Her entire family appeared together in the 1999 Civic Theatre production of State Fair, for which Piercy won an Anthony Award.
Piercy has been a music educator for the past 37 years, teaching kids kindergarten to high school and directing choir concerts and mini musical productions. Her three children are grown now, and her oldest daughter, Elizabeth, has followed in her footsteps, having performed professionally for Disney Entertainment and Celebrity Cruise Lines and teaching voice in her own music studio.
Onstage, Piercy has graduated from ingénue roles to comic roles. “It seems like these days I’m [playing] everybody’s mom,” she says.
She has enjoyed her most recent acting challenge, Marlee in Touch & Go by Rebecca Cameron with the Fort Wayne Civic Theatre’s 6th annual Northeast Indiana Playwright Festival this summer. It was the “most serious and dramatic role” she’d ever played, she says.
As an accomplished musician and singer, she said she enjoyed stretching her acting muscles as Marlee. “What is always fun is taking words from a page and bringing them to life,” she says, “communicating with the other actors and with the audience through action and voice and facial expressions.”

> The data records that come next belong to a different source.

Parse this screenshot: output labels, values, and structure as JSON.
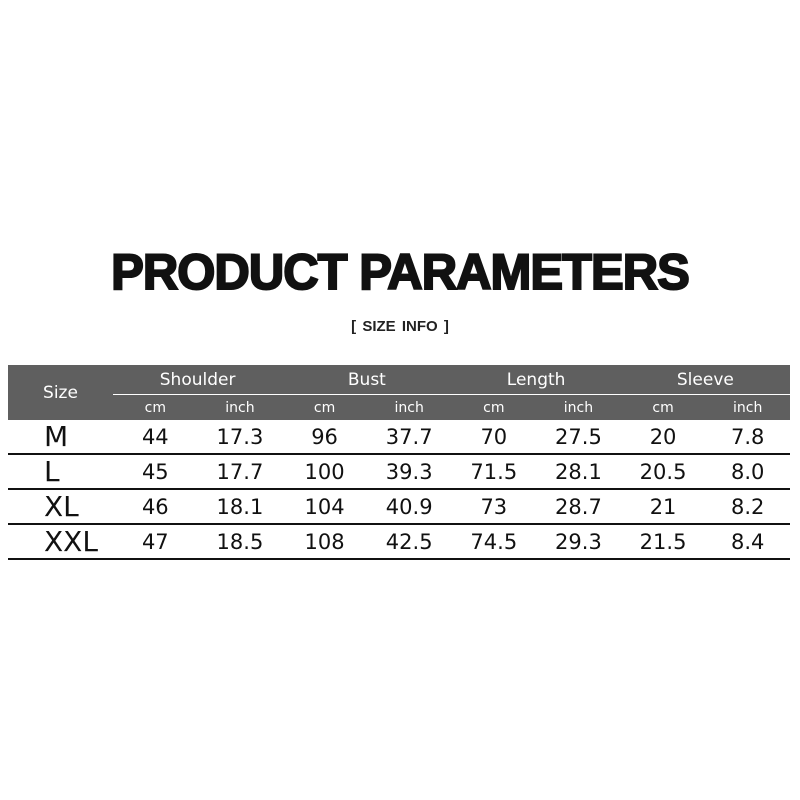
{
  "title": "PRODUCT PARAMETERS",
  "subtitle": "[ SIZE  INFO ]",
  "table": {
    "size_header": "Size",
    "groups": [
      "Shoulder",
      "Bust",
      "Length",
      "Sleeve"
    ],
    "units": [
      "cm",
      "inch",
      "cm",
      "inch",
      "cm",
      "inch",
      "cm",
      "inch"
    ],
    "rows": [
      {
        "size": "M",
        "values": [
          "44",
          "17.3",
          "96",
          "37.7",
          "70",
          "27.5",
          "20",
          "7.8"
        ]
      },
      {
        "size": "L",
        "values": [
          "45",
          "17.7",
          "100",
          "39.3",
          "71.5",
          "28.1",
          "20.5",
          "8.0"
        ]
      },
      {
        "size": "XL",
        "values": [
          "46",
          "18.1",
          "104",
          "40.9",
          "73",
          "28.7",
          "21",
          "8.2"
        ]
      },
      {
        "size": "XXL",
        "values": [
          "47",
          "18.5",
          "108",
          "42.5",
          "74.5",
          "29.3",
          "21.5",
          "8.4"
        ]
      }
    ]
  },
  "colors": {
    "header_bg": "#5f5f5f",
    "header_text": "#ffffff",
    "text": "#111111"
  }
}
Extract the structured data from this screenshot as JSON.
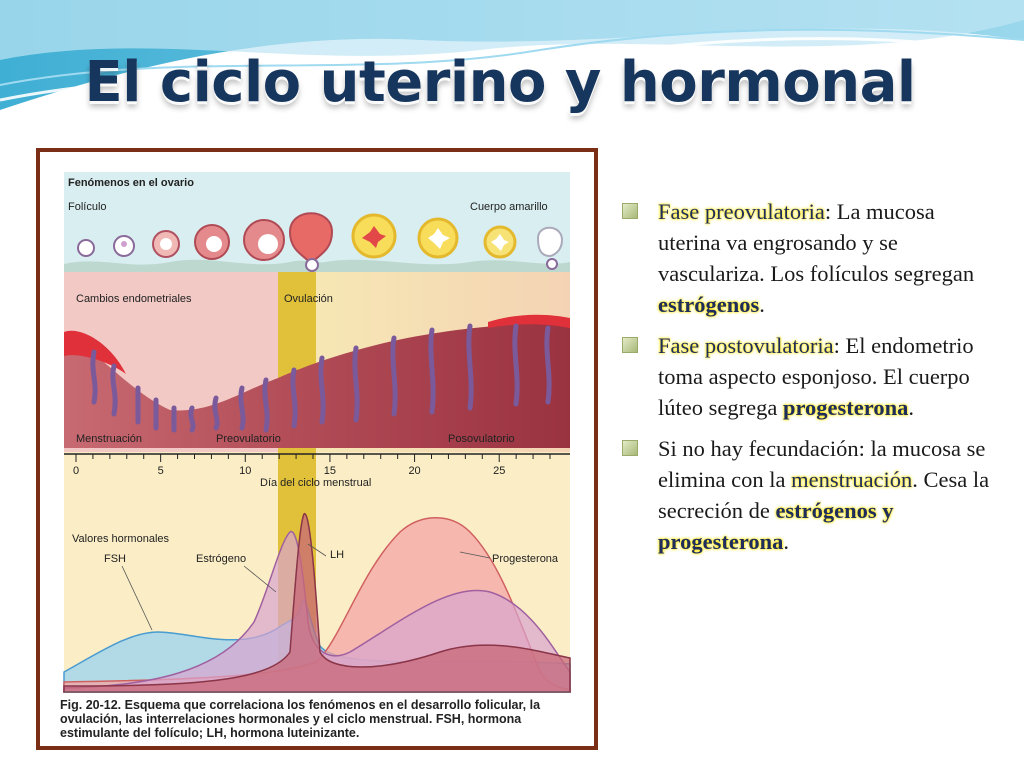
{
  "slide": {
    "title": "El ciclo uterino y hormonal"
  },
  "figure": {
    "ovary_header": "Fenómenos en el ovario",
    "follicle_label": "Folículo",
    "corpus_label": "Cuerpo amarillo",
    "endometrial_label": "Cambios endometriales",
    "ovulation_label": "Ovulación",
    "menstruation_label": "Menstruación",
    "preovulatory_label": "Preovulatorio",
    "postovulatory_label": "Posovulatorio",
    "day_axis_label": "Día del ciclo menstrual",
    "hormone_header": "Valores hormonales",
    "fsh_label": "FSH",
    "estrogen_label": "Estrógeno",
    "lh_label": "LH",
    "progesterone_label": "Progesterona",
    "ticks": [
      "0",
      "5",
      "10",
      "15",
      "20",
      "25"
    ],
    "caption_bold": "Fig. 20-12.",
    "caption_text": "Esquema que correlaciona los fenómenos en el desarrollo folicular, la ovulación, las interrelaciones hormonales y el ciclo menstrual. FSH, hormona estimulante del folículo; LH, hormona luteinizante."
  },
  "bullets": [
    {
      "hl": "Fase preovulatoria",
      "t1": ": La mucosa uterina va engrosando y se vasculariza. Los folículos segregan ",
      "hl2": "estrógenos",
      "t2": "."
    },
    {
      "hl": "Fase postovulatoria",
      "t1": ": El endometrio toma aspecto esponjoso. El cuerpo lúteo segrega ",
      "hl2": "progesterona",
      "t2": "."
    },
    {
      "t0": "Si no hay fecundación: la mucosa se elimina con la ",
      "hl": "menstruación",
      "t1": ". Cesa la secreción de ",
      "hl2": "estrógenos y progesterona",
      "t2": "."
    }
  ],
  "colors": {
    "title": "#17365d",
    "frame": "#7a2e16",
    "highlight": "#ffe700",
    "endometrium": "#b04a55",
    "ovulation_band": "#e2c13a"
  }
}
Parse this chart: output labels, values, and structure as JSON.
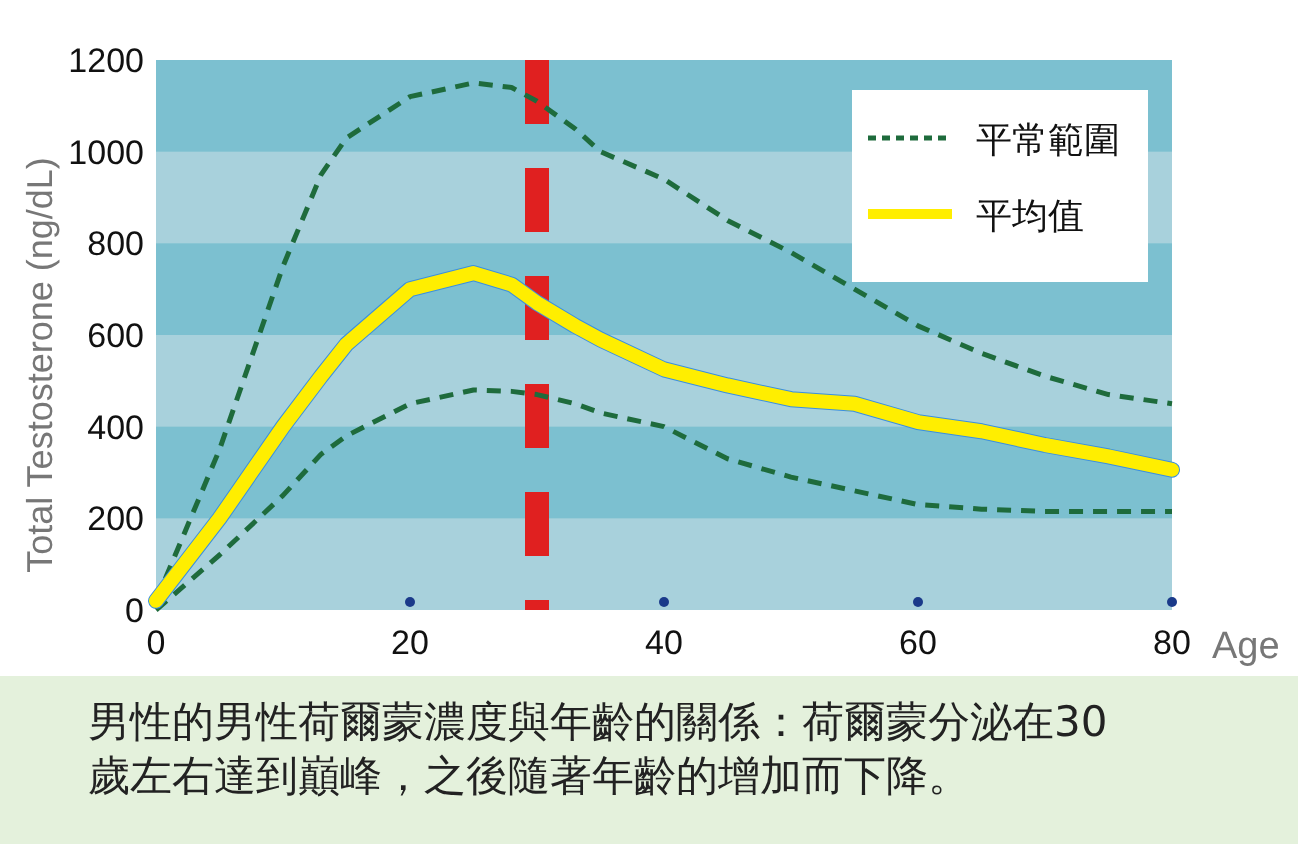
{
  "chart_data": {
    "type": "line",
    "xlabel": "Age",
    "ylabel": "Total Testosterone (ng/dL)",
    "xlim": [
      0,
      80
    ],
    "xticks": [
      0,
      20,
      40,
      60,
      80
    ],
    "ylim": [
      0,
      1200
    ],
    "yticks": [
      0,
      200,
      400,
      600,
      800,
      1000,
      1200
    ],
    "legend": "top right",
    "bands": [
      {
        "axis": "y",
        "from": 200,
        "to": 400,
        "color": "#7cc0d0"
      },
      {
        "axis": "y",
        "from": 600,
        "to": 800,
        "color": "#7cc0d0"
      },
      {
        "axis": "y",
        "from": 1000,
        "to": 1200,
        "color": "#7cc0d0"
      }
    ],
    "x": [
      0,
      5,
      10,
      13,
      15,
      20,
      25,
      28,
      30,
      33,
      35,
      40,
      45,
      50,
      55,
      60,
      65,
      70,
      75,
      80
    ],
    "series": [
      {
        "name": "平常範圍",
        "color": "#1e6b3c",
        "line_style": "dashed",
        "values": [
          20,
          350,
          750,
          950,
          1030,
          1120,
          1150,
          1140,
          1110,
          1050,
          1000,
          940,
          850,
          780,
          700,
          620,
          560,
          510,
          470,
          450
        ]
      },
      {
        "color": "#1e6b3c",
        "line_style": "dashed",
        "values": [
          0,
          120,
          250,
          340,
          380,
          450,
          480,
          477,
          470,
          450,
          430,
          400,
          330,
          290,
          260,
          230,
          220,
          215,
          215,
          215
        ]
      },
      {
        "name": "平均值",
        "color": "#ffee00",
        "line_style": "solid",
        "values": [
          20,
          200,
          400,
          510,
          580,
          700,
          735,
          710,
          670,
          620,
          590,
          525,
          490,
          460,
          450,
          410,
          390,
          360,
          335,
          306
        ]
      }
    ],
    "ref_lines": [
      {
        "axis": "x",
        "value": 30,
        "color": "#e02020",
        "line_style": "dashed"
      }
    ],
    "annotations": [
      "男性的男性荷爾蒙濃度與年齡的關係：荷爾蒙分泌在30歲左右達到巔峰，之後隨著年齡的增加而下降。"
    ]
  }
}
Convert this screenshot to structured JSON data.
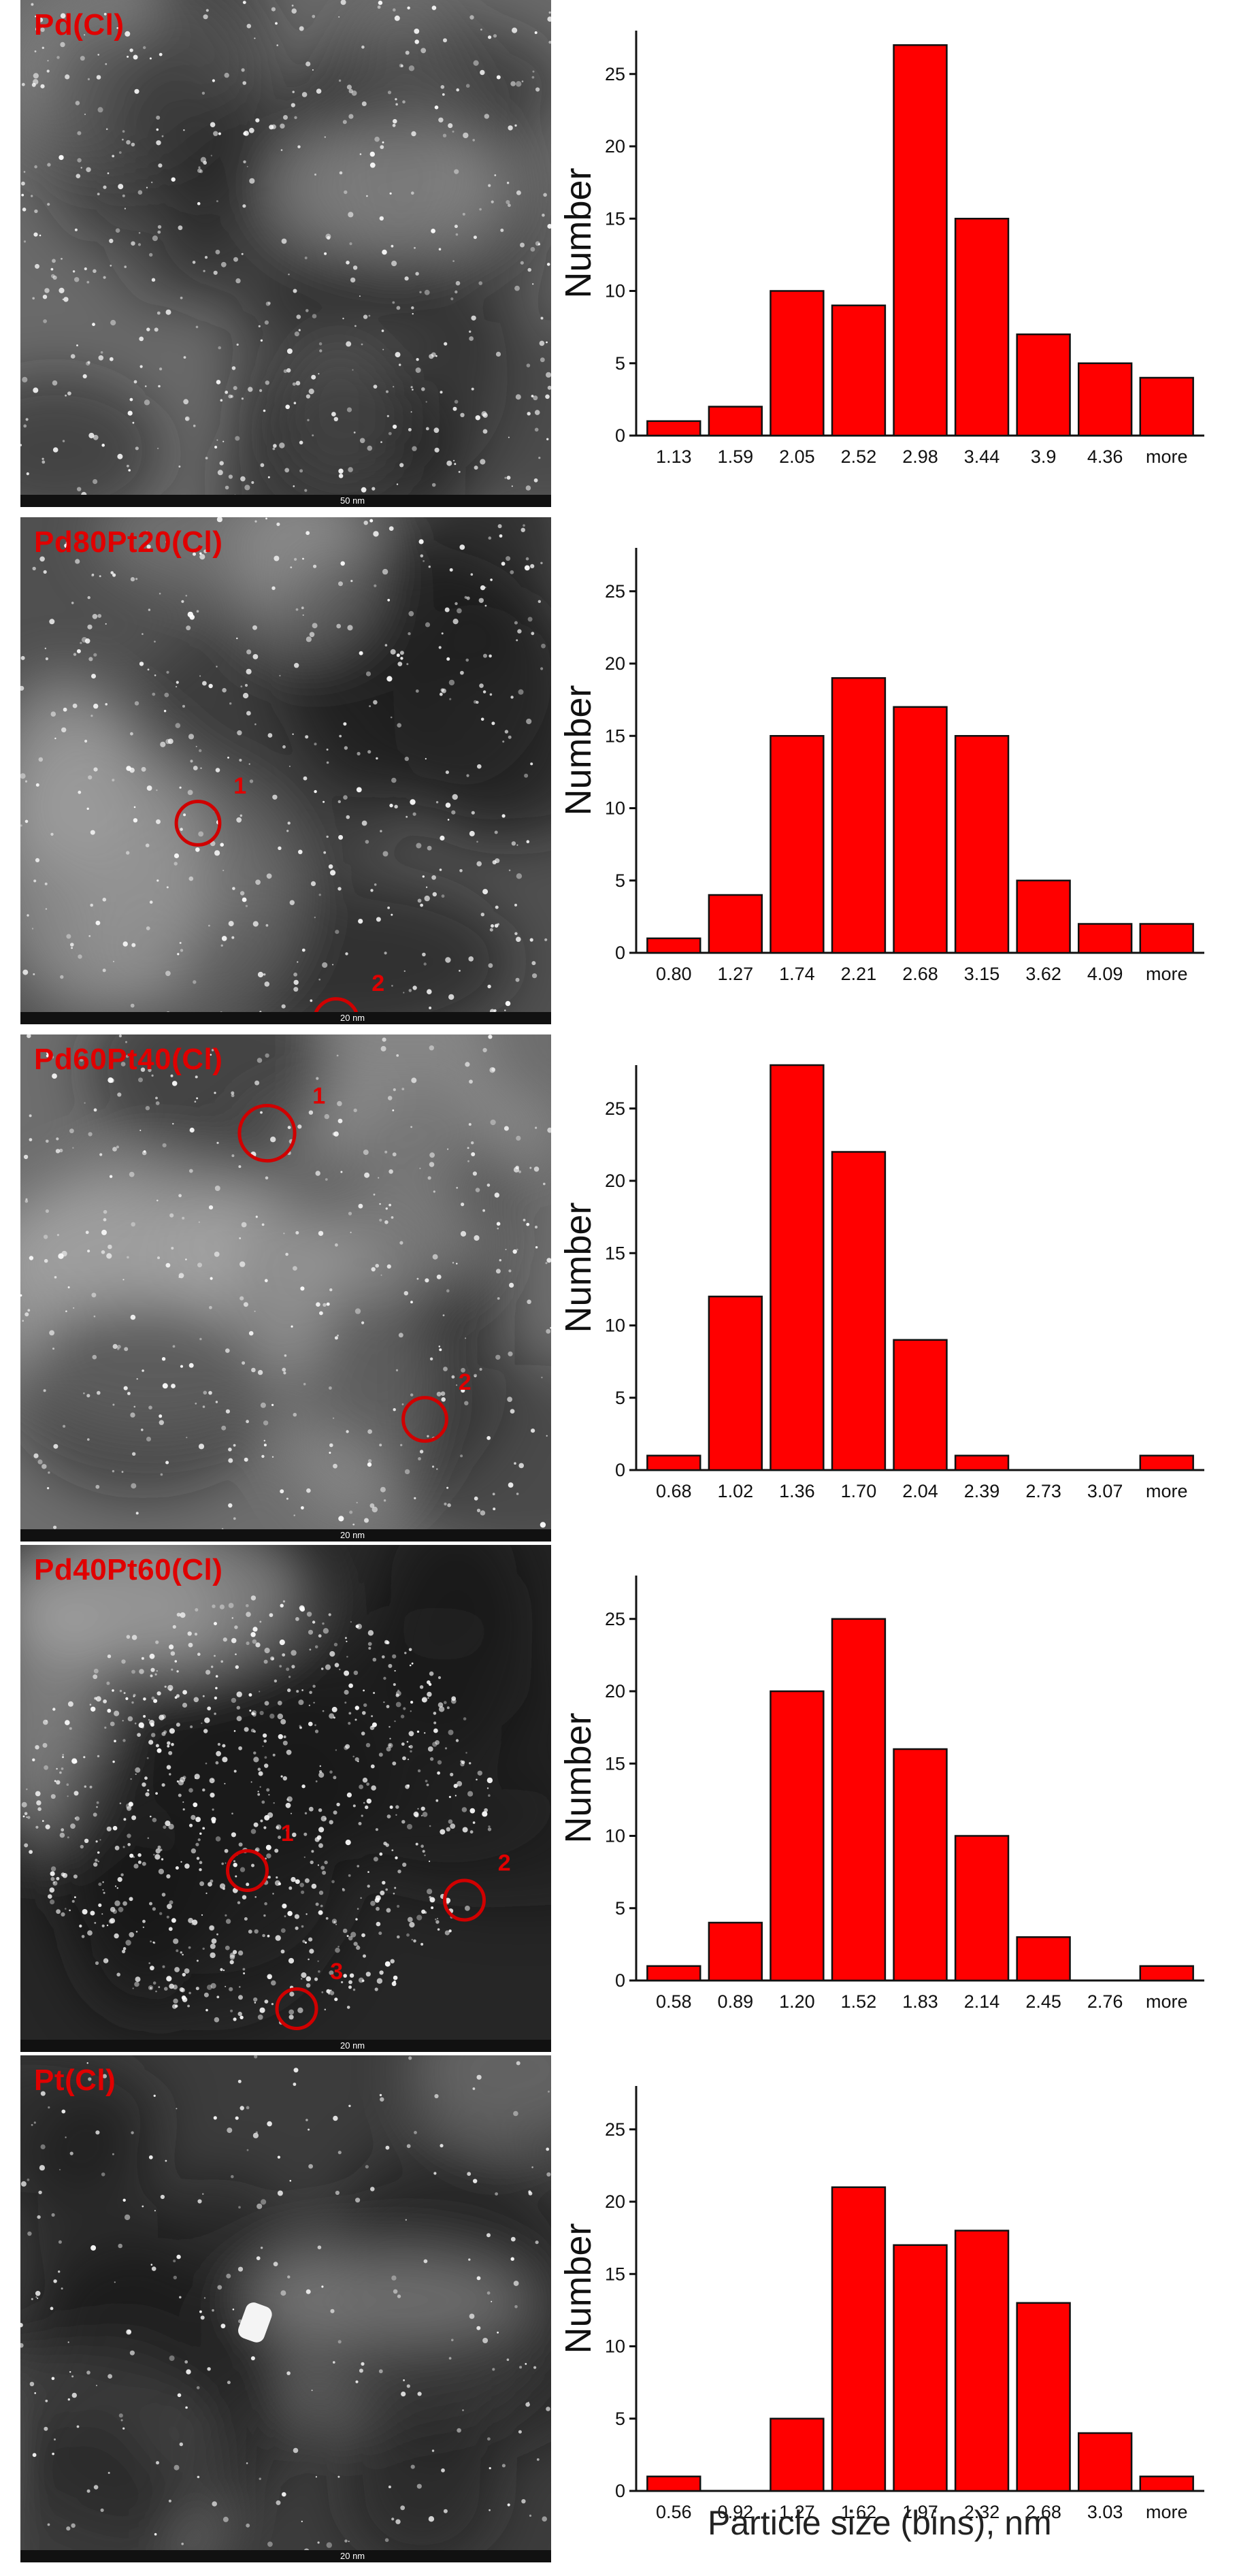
{
  "panels": [
    {
      "sample": "Pd(Cl)",
      "scale": "50 nm",
      "markers": [],
      "chart": {
        "type": "bar",
        "categories": [
          "1.13",
          "1.59",
          "2.05",
          "2.52",
          "2.98",
          "3.44",
          "3.9",
          "4.36",
          "more"
        ],
        "values": [
          1,
          2,
          10,
          9,
          27,
          15,
          7,
          5,
          4
        ],
        "ylabel": "Number",
        "ylim": [
          0,
          28
        ],
        "yticks": [
          0,
          5,
          10,
          15,
          20,
          25
        ]
      }
    },
    {
      "sample": "Pd80Pt20(Cl)",
      "scale": "20 nm",
      "markers": [
        "1",
        "2"
      ],
      "chart": {
        "type": "bar",
        "categories": [
          "0.80",
          "1.27",
          "1.74",
          "2.21",
          "2.68",
          "3.15",
          "3.62",
          "4.09",
          "more"
        ],
        "values": [
          1,
          4,
          15,
          19,
          17,
          15,
          5,
          2,
          2
        ],
        "ylabel": "Number",
        "ylim": [
          0,
          28
        ],
        "yticks": [
          0,
          5,
          10,
          15,
          20,
          25
        ]
      }
    },
    {
      "sample": "Pd60Pt40(Cl)",
      "scale": "20 nm",
      "markers": [
        "1",
        "2"
      ],
      "chart": {
        "type": "bar",
        "categories": [
          "0.68",
          "1.02",
          "1.36",
          "1.70",
          "2.04",
          "2.39",
          "2.73",
          "3.07",
          "more"
        ],
        "values": [
          1,
          12,
          29,
          22,
          9,
          1,
          0,
          0,
          1
        ],
        "ylabel": "Number",
        "ylim": [
          0,
          28
        ],
        "yticks": [
          0,
          5,
          10,
          15,
          20,
          25
        ]
      }
    },
    {
      "sample": "Pd40Pt60(Cl)",
      "scale": "20 nm",
      "markers": [
        "1",
        "2",
        "3"
      ],
      "chart": {
        "type": "bar",
        "categories": [
          "0.58",
          "0.89",
          "1.20",
          "1.52",
          "1.83",
          "2.14",
          "2.45",
          "2.76",
          "more"
        ],
        "values": [
          1,
          4,
          20,
          25,
          16,
          10,
          3,
          0,
          1
        ],
        "ylabel": "Number",
        "ylim": [
          0,
          28
        ],
        "yticks": [
          0,
          5,
          10,
          15,
          20,
          25
        ]
      }
    },
    {
      "sample": "Pt(Cl)",
      "scale": "20 nm",
      "markers": [],
      "chart": {
        "type": "bar",
        "categories": [
          "0.56",
          "0.92",
          "1.27",
          "1.62",
          "1.97",
          "2.32",
          "2.68",
          "3.03",
          "more"
        ],
        "values": [
          1,
          0,
          5,
          21,
          17,
          18,
          13,
          4,
          1
        ],
        "ylabel": "Number",
        "ylim": [
          0,
          28
        ],
        "yticks": [
          0,
          5,
          10,
          15,
          20,
          25
        ]
      }
    }
  ],
  "chart_data": [
    {
      "type": "bar",
      "categories": [
        "1.13",
        "1.59",
        "2.05",
        "2.52",
        "2.98",
        "3.44",
        "3.9",
        "4.36",
        "more"
      ],
      "values": [
        1,
        2,
        10,
        9,
        27,
        15,
        7,
        5,
        4
      ],
      "ylabel": "Number",
      "ylim": [
        0,
        28
      ]
    },
    {
      "type": "bar",
      "categories": [
        "0.80",
        "1.27",
        "1.74",
        "2.21",
        "2.68",
        "3.15",
        "3.62",
        "4.09",
        "more"
      ],
      "values": [
        1,
        4,
        15,
        19,
        17,
        15,
        5,
        2,
        2
      ],
      "ylabel": "Number",
      "ylim": [
        0,
        28
      ]
    },
    {
      "type": "bar",
      "categories": [
        "0.68",
        "1.02",
        "1.36",
        "1.70",
        "2.04",
        "2.39",
        "2.73",
        "3.07",
        "more"
      ],
      "values": [
        1,
        12,
        29,
        22,
        9,
        1,
        0,
        0,
        1
      ],
      "ylabel": "Number",
      "ylim": [
        0,
        28
      ]
    },
    {
      "type": "bar",
      "categories": [
        "0.58",
        "0.89",
        "1.20",
        "1.52",
        "1.83",
        "2.14",
        "2.45",
        "2.76",
        "more"
      ],
      "values": [
        1,
        4,
        20,
        25,
        16,
        10,
        3,
        0,
        1
      ],
      "ylabel": "Number",
      "ylim": [
        0,
        28
      ]
    },
    {
      "type": "bar",
      "categories": [
        "0.56",
        "0.92",
        "1.27",
        "1.62",
        "1.97",
        "2.32",
        "2.68",
        "3.03",
        "more"
      ],
      "values": [
        1,
        0,
        5,
        21,
        17,
        18,
        13,
        4,
        1
      ],
      "ylabel": "Number",
      "ylim": [
        0,
        28
      ],
      "xlabel": "Particle size (bins), nm"
    }
  ],
  "xlabel": "Particle size (bins), nm",
  "colors": {
    "bar": "#ff0000",
    "label": "#e00000"
  }
}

Characters in musicals can sometimes be a bit over-the-top. But no matter what role she is performing, Piercy says she puts a lot of focus on genuineness. “No matter whether it’s a big musical or a small, personal play, I want the character I play to be a real person,” she says. “There has to be an honesty to them.”
Piercy also appreciates the opportunity to perform, acknowledging the wide range of competition in this city. “There are many talented actresses in Fort Wayne,” she says. “I would love to see more great roles for mature women written and performed.”
Nevertheless, she says, “I’m grateful that Fort Wayne has such a vibrant arts community. While I don’t get into every show I try out for, I am still able to enjoy performing on stage with some regularity.”